Kaum hatte sich das Tränengas verzogen, eilten diesen ausgesucht gewaltfreien Bürgern die Führer der rechten Regierungspartien zu Hilfe, die in den Scherben von Mailand und der von den meisten Medien und vom Innenminister Giuseppe Pisanu überzogen als »Stadtguerillakampf« dargestellten, kläglich gescheiterten antifaschistischen Aktion ein kostenloses Wahlkampfgeschenk erkannten.

Zuvorderst waren natürlich die rechten Biedermänner um Gianfranco Fini und Silvio Berlusconi zur Stelle. Meinungsumfragen sagen ihnen eine Wahlniederlage vorher. Der Skandal um die Bespitzelung politischer Gegner vor der Regionalwahl in der Region Latium (»Laziogate«), der jüngst zum Rücktritt des Gesundheitsministers Francesco Storace führte, war nicht gerade hilfreich im Wahlkampf. Ein vom Mailänder Händlerverband ausgerufener abendlicher Fackelmarsch »gegen die Gewalt der Autonomen« bot ihnen eine willkommene Gelegenheit, die Ereignisse am Corso Buenos Aires für ihre Zwecke zu instrumentalisieren.

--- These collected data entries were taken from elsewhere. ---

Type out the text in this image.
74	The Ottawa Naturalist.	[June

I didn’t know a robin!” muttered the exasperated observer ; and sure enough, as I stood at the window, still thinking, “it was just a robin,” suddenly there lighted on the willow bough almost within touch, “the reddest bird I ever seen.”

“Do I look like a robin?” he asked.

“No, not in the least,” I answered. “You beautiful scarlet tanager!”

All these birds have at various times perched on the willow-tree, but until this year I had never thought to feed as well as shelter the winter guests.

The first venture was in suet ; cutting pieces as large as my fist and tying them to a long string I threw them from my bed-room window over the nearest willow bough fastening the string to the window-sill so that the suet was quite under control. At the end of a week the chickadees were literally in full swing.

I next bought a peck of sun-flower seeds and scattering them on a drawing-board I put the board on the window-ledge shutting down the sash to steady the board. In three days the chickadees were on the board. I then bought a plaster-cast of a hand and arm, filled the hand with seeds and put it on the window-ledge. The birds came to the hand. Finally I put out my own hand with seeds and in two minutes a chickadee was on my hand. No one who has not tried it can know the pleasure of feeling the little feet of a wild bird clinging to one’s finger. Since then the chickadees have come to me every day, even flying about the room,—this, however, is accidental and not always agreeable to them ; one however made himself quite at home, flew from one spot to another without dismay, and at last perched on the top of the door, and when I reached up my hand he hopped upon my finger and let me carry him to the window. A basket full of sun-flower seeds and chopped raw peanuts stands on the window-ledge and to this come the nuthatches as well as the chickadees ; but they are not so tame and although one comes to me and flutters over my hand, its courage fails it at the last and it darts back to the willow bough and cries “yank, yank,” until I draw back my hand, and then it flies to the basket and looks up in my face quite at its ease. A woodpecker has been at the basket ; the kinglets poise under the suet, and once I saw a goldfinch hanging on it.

Mit zahlreichen italienischen Fahnen und hinter einem mit einem Wortspiel glänzenden Spruchband mit der Aufschrift »No ai prodi autonomi!« (»Wider die autonomen Helden!«) zogen Mitglieder des Verbandes italienischer Polizisten und Anhänger der Lega Nord, der Forza Italia und diverser faschistischer Parteien durch Mailand. Auch Silvio Berlusconi und Gianfranco Fini liefen mit, während Romano Prodi, der Spitzen­kan­didat des Linksbündnisses, wohlweislich nicht an dem Umzug teilnahm, den er als »Falle« bezeichnete.

Tatsächlich beabsichtigten die Rechten, sich den Umstand zunutze zu machen, dass etliche Kandidaten von Prodis Bündnispartner Rifon­dazione Comunista aus den Centri Sociali und der globalisierungskritischen Bewegung kommen. Ihre Inszenierung zielte zu offensichtlich darauf ab, Prodi in den Augen der veröffentlichten Meinung zum Schutzherren der autonomen Gewalt und sich selbst zu Freunden und Helfern der friedliebenden Bürger zu stilisieren.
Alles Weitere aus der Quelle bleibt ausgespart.